Ho una cattiva notizia: l’istinto materno non esiste e chi ci crede – per prime molte donne – scopre invariabilmente che rivoluzionare la propria vita, a cominciare dalla dimensione corporea che già è testimone di una profonda mutazione durante la gravidanza, non è quel che si dice una passeggiata.
Semmai, è un viaggio, con i suoi momenti di forte difficoltà, spesso dovuti all’ambiente circostante, ma anche di estrema bellezza, quando il contatto con chi generiamo si fa così forte da donarci un potere (questo, sì, lo è!) profondamente umano, che ci rende capaci di superare la paura e creare un nuovo mondo.

Questo è il tema di Spine, quarto full-length di Myrkur, la one woman band danese che porta avanti da quasi un decennio la visione artistica della polistrumentista Amalie Bruun della quale, anche in questo album, la voce è capace di scendere nelle profondità degli stati più oscuri dell’umano e risalire verso luoghi luminosi e incontaminati come se la faccenda fosse del tutto naturale.

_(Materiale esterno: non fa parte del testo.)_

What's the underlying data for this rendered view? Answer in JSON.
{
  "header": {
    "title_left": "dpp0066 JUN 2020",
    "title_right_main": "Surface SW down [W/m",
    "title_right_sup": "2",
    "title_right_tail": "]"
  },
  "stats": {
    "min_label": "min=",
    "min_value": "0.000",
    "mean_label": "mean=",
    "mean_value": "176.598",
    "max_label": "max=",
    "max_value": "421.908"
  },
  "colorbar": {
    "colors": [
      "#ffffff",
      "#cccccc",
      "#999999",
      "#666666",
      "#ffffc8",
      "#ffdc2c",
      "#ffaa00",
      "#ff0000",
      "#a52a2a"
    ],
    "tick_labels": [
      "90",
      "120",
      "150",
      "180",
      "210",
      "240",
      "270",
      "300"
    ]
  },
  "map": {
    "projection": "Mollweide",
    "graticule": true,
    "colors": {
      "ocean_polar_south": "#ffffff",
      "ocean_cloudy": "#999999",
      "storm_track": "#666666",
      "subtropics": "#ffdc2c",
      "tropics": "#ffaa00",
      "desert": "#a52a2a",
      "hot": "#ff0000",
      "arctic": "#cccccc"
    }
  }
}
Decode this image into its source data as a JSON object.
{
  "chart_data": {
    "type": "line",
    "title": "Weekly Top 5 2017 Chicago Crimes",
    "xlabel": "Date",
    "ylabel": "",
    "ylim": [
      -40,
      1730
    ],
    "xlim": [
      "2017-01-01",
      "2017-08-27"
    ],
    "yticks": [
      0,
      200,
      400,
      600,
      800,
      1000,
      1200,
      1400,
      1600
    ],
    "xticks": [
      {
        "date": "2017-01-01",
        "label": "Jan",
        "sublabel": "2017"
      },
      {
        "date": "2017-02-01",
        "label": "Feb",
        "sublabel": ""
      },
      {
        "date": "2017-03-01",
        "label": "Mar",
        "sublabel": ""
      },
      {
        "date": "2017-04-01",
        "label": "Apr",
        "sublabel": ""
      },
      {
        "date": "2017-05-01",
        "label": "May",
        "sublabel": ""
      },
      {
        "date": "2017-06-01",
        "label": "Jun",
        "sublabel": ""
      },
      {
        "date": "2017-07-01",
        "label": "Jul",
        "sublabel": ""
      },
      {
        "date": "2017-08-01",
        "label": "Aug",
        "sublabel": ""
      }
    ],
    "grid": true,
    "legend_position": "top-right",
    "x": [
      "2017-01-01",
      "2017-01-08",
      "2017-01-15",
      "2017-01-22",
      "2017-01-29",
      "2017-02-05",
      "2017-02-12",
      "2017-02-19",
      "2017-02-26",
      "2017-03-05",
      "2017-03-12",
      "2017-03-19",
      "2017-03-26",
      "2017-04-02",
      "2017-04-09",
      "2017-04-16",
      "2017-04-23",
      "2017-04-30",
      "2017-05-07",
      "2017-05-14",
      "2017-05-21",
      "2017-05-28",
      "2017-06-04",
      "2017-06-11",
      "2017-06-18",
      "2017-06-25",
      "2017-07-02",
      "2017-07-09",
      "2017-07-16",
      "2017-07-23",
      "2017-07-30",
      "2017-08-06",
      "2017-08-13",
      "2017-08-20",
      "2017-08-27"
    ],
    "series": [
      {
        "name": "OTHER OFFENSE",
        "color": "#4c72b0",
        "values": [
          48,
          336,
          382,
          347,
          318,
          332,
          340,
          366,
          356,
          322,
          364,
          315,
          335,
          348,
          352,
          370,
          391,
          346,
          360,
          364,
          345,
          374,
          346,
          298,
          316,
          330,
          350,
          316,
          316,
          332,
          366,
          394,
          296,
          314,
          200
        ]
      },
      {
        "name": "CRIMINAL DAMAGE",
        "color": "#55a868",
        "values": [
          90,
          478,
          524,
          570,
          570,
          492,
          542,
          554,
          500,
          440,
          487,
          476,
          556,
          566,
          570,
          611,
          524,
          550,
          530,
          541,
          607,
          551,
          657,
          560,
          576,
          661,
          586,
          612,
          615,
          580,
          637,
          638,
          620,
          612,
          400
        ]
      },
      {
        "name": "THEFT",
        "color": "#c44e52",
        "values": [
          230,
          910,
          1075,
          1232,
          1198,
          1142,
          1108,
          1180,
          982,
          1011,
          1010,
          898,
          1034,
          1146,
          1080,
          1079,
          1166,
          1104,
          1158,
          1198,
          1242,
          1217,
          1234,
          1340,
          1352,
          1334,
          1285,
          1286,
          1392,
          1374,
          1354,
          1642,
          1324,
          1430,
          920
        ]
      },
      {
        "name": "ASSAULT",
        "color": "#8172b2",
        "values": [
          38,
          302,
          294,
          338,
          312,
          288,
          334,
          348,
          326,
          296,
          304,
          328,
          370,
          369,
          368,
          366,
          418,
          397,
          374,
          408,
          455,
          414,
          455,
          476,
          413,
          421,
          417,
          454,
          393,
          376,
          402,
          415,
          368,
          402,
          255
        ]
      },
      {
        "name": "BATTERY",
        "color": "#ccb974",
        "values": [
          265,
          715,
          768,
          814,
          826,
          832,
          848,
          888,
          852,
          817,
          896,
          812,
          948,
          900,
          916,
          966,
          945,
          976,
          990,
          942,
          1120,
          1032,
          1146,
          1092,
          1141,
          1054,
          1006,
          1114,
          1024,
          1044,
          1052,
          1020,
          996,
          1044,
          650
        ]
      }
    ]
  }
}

Il legame con i lavori precedenti, soprattutto Folkesange, è presente ma Spine, uscito alla fine dello scorso anno sempre via Relapse Records, è, a sua volta, un punto di rottura, una sfida aperta con il futuro perché, di base, è un disco dark folk con suggestioni black metal che si concede a immissioni musicali eterogenee, non sempre perfettamente amalgamate, anche se orecchiabili.

Un po’ come se i Wardruna dell’ultimo periodo si fondessero con certe atmosfere dei Dead Can Dance prima maniera e una punta dei Nightwish giocasse con le texture synthpop ottantiane tipo A-Ha o The Human League, per capirci.
Detta così, lo ammetto, sembra un gran casino ma, in realtà, questo è il punto di forza dell’esperimento di Myrkur: il coraggio di esprimere un’altalena di emozioni senza il bisogno di doverle per forza etichettare.

Infatti, se, da un lato, rispetto al canone ‘viking’ di Folkesange, in Spine le atmosfere si fanno più attuali e inquietanti come in certi passaggi di ‘Mothlike‘ dove, a dispetto della relativa ariosità della voce, chitarra, batteria e soundscape elettronico sottolineano i momenti di ansia che l’artista deve aver vissuto durante la reclusione del periodo pandemico, dall’altro il piano in apertura e il successivo incedere quasi epico di brani come ‘My Blood is Gold’ o ‘Devil in the Detail‘ – qui la voce è eterea ma la chitarra chiude aggressiva – aprono portali su un futuro incerto, tutto da creare.

Insomma, forse Spine è il sentirsi a un punto della storia personale e artistica nel quale ciò che conta è trovare la quadra fra passato e presente: un linguaggio musicale nuovo, acerbo sotto alcuni aspetti, ma sicuramente originale. Che sia un ulteriore inizio di un nuovo affascinante ed eterogeon modo di miscelare tra loro idee così ispirate alle quali siamo da sempre abituati?